Imprescindible buena presencia para conseguir trabajo

Uno se imagina a la «buscadora» de empleo, cansada ya la vista de recorrer la letra pequeña de los anuncios breves, rehaciendo por enésima vez un currículum lleno de estudios técnicos, de experiencia empresarial y de bilingüismo. Uno se la imagina preparando la cita con el jefe de personal, organizando una sesión de peluquería y manicura, una ligera compra de maquillaje, la plancha minuciosa del traje de chaqueta y la blusa con hombreras, y la difícil elección de un par de zapatos «salón». Con aguda perspicacia, habrá adivinado que el aspecto de las damas mundanas y de las finanzas, definido por las revistas del corazón, concentradas como están en dar buena fe de las «elegantes» nuevas ricas y famosas, es listón ejemplar de «buena presencia».

Habrá observado además que existe una sólida relación de mutua complacencia entre la masculinidad dominante de las multinacionales y el exceso decorativo -símbolo de sumisa femineidad- de las damas citadas. La asociación de imágenes, que para ello está el bombardeo consumista, y, sobre todo, el temor al rechazo del jefe que no ha sido visualmente conquistado, hacen que las normas de la «buena presencia» sigan siendo intocables, y por lo demás ridículas. Es sabido de todos que las grandes multinacionales y la banca exigen a sus altos directivos, en beneficio de una supuesta imagen de seriedad, respeto y jerarquía, el porte de un traje completo.


Quizás, los asesores de imagen hayan verificado estadísticamente que un traje oscuro y un toque de gomina cierran con más ceros una negociación de alto nivel. Curiosamente, otros negocios muy diferentes se pactan con disfraz idéntico, el de los gángsters y los mafiosos. En cualquier caso, el dominio del hombre, cercano a veces al machismo, es más que patente en la definición tradicional de la buena presencia. Las chicas de la banca, de la bolsa, de la política o de la gran empresa, tanto secretarias como ejecutivas, tiene expresamente prohibido el uso de pantalones para trabajar.

¿Acaso es una forma deliberada de aclarar que el poder se define de cintura para abajo? ¿O es que las chicas piensan que enseñando un poco de pierna obtendrán mayores beneficios profesionales?. La «buena presencia» de la mayoría de estas mujeres se asemeja patéticamente a la de sus modelos tomados de la prensa del corazón y de las teleseries norteamericanas.

No es extraño encontrar en la secretaria del director un circunspecto parecido con una heroína de «Dinastía», o con una cortesana local, o con la magnate propietaria de la empresa donde trabaja.
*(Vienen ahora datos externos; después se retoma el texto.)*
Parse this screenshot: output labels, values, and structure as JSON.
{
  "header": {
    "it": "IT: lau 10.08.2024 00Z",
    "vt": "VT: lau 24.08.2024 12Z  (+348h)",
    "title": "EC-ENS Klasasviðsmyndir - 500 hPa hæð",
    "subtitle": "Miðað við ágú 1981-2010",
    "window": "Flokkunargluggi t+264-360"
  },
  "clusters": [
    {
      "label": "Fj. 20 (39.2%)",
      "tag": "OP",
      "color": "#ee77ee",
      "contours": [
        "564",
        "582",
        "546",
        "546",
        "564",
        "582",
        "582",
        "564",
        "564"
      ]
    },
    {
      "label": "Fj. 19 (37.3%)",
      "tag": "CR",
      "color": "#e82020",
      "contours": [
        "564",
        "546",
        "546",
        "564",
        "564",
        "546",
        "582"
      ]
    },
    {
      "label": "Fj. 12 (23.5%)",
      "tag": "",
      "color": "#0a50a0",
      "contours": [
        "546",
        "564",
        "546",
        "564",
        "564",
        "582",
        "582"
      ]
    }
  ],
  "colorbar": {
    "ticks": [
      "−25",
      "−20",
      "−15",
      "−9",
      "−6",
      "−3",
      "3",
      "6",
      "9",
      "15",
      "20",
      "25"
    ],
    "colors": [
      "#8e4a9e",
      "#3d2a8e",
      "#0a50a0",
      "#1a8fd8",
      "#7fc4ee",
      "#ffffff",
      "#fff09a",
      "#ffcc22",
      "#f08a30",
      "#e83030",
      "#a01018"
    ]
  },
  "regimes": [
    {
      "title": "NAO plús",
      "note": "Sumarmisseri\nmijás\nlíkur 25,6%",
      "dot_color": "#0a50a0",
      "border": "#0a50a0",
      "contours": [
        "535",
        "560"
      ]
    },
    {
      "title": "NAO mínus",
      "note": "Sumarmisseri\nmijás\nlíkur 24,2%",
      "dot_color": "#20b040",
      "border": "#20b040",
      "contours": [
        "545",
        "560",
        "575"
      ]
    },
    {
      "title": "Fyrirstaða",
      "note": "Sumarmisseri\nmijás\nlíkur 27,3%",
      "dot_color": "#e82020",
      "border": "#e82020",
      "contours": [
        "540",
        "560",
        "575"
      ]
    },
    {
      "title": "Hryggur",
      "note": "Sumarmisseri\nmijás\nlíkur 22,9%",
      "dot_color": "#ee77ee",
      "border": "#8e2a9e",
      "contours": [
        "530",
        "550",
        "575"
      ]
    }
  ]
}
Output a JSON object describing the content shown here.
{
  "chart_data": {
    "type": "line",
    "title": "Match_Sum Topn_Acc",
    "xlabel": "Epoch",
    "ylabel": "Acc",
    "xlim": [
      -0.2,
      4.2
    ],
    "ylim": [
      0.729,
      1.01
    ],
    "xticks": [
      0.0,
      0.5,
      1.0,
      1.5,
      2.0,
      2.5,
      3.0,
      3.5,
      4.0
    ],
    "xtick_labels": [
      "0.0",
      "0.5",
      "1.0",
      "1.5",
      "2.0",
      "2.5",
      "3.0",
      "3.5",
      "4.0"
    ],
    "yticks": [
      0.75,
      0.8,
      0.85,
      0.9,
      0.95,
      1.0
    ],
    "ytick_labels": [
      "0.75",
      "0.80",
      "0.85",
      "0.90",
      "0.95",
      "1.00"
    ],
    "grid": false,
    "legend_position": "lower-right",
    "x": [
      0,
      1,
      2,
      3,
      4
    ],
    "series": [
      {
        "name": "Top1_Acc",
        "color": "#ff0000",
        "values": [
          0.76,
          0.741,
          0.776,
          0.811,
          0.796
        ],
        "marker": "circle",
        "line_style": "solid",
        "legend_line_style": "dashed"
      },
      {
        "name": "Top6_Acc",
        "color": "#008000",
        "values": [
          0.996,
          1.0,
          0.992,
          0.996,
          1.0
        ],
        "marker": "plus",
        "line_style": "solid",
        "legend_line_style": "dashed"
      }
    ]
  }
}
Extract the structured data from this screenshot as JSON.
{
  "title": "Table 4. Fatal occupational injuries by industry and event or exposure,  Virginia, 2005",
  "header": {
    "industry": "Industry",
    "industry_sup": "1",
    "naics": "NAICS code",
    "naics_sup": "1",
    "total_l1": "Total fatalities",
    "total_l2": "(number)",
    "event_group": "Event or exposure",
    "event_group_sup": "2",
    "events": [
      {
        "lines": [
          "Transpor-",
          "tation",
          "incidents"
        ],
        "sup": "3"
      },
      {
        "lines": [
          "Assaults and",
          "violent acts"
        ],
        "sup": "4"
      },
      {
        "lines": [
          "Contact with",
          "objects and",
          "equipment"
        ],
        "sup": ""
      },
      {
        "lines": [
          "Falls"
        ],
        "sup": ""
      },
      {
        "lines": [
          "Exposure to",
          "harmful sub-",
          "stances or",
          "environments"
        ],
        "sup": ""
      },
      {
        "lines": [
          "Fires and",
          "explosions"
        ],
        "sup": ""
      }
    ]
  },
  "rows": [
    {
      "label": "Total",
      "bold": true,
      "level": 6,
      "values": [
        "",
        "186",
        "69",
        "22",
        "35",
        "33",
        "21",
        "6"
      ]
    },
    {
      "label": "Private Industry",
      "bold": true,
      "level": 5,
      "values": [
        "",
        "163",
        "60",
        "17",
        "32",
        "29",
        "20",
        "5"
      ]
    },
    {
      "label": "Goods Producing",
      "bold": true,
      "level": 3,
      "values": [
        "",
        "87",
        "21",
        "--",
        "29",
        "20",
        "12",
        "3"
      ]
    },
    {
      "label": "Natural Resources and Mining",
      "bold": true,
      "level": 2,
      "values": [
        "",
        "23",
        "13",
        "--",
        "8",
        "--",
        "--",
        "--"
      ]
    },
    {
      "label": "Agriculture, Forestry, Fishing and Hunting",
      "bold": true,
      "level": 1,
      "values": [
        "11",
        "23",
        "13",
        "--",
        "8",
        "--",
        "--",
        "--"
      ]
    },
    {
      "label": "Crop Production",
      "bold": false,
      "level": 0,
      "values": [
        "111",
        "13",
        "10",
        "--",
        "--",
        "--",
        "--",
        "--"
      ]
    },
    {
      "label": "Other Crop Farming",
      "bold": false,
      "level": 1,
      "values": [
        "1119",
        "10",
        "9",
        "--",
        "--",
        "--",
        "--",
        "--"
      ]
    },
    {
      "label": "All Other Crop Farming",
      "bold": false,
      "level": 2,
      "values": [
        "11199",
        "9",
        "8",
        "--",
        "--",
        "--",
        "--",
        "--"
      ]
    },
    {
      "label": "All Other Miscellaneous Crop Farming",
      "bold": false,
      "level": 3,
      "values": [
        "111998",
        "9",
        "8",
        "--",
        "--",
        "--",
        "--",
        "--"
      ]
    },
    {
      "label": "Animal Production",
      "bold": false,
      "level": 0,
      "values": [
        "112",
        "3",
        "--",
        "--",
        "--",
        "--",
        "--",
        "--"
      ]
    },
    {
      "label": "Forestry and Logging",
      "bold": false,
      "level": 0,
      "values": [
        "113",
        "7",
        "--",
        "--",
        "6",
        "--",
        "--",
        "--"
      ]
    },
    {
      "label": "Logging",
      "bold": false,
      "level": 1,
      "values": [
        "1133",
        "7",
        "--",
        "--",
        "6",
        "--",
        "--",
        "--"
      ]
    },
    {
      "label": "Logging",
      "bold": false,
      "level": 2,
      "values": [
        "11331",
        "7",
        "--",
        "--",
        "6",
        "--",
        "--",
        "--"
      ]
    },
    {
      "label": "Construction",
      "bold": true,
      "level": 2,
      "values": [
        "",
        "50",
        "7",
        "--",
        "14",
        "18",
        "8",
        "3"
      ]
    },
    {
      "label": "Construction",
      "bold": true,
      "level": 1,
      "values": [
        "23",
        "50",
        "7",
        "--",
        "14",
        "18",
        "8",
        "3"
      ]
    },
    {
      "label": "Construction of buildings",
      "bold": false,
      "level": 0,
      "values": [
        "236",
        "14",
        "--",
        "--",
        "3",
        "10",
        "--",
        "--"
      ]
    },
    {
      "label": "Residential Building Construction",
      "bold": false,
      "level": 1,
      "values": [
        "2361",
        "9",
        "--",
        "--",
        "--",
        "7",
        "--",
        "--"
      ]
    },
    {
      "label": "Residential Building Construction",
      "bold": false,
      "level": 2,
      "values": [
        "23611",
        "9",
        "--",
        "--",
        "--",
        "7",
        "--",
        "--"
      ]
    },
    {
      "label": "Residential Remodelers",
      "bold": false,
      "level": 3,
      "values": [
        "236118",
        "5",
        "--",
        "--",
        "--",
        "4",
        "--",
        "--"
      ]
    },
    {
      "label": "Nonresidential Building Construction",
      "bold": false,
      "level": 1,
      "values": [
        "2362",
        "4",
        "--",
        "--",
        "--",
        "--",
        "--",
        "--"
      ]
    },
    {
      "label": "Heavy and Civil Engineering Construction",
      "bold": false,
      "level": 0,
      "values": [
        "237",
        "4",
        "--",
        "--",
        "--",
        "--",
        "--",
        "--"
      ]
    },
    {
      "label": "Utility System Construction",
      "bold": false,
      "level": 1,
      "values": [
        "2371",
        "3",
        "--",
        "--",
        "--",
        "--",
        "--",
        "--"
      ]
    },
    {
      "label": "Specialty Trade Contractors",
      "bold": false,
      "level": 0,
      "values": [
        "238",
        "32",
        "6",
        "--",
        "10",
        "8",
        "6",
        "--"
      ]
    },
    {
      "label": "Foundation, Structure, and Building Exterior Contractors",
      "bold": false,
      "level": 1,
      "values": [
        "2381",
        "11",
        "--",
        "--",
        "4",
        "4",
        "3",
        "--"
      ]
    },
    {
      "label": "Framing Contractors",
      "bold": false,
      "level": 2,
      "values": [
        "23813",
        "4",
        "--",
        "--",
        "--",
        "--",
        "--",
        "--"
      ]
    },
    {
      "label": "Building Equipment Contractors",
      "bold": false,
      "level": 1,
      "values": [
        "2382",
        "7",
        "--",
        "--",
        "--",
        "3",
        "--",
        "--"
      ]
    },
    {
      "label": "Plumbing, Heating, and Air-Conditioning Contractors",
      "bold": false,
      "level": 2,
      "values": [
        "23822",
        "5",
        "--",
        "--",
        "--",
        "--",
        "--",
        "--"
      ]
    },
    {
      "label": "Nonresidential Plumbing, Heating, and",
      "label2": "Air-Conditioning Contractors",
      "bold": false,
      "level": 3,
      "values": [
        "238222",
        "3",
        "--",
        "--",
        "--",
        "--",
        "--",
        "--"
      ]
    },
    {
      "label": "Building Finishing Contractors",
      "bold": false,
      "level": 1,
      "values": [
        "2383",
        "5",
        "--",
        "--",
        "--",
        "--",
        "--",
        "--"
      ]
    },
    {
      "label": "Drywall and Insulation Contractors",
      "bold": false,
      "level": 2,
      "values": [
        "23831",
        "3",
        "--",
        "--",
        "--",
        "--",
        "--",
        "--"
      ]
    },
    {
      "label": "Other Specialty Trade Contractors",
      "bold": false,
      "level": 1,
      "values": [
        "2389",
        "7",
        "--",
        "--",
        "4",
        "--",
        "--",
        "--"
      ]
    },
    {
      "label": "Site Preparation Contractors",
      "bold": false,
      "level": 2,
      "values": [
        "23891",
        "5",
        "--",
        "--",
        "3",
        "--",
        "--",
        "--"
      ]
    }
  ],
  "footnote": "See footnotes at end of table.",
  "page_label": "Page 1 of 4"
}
Un pacto silencioso y sumiso con la imagen popular del éxito le hace asumir que esto es lo que gusta a los hombres de la patronal, que son los que definen los cánones de la buena presencia. Pobres secretarias, que a duras penas pueden coger un informe del estante, porque la hombrera les impide levantar el brazo, y la falda corta y estrecha, subirse a un taburete. Pobres recepcionistas, que durante ocho horas permanecen sentadas con las piernas prietas y cruzadas y con la piel irritada por los maquillajes superpuestos y la bisutería de peso. Pobres mecanógrafas que por la noche sufren dolor de espalda porque el cinturón apretaba demasiado y los tacones obligaban a doblar excesivamente las rodillas, además de haber mantenido una postura digna en beneficio de un escote calculado y de una manicura siempre en peligro.

Pobres ejecutivas, que no acaban de ser ellas mismas, por travestirse de azafata, monja, malvada y sexy especuladora. Pobres todas, que participan así de una conspiración tramada por el poder (masculino), en detrimento de una libre y personal expresión de la buena presencia laboral, que, en definitiva, debería referirse plenamente a la comodidad y a la elegancia.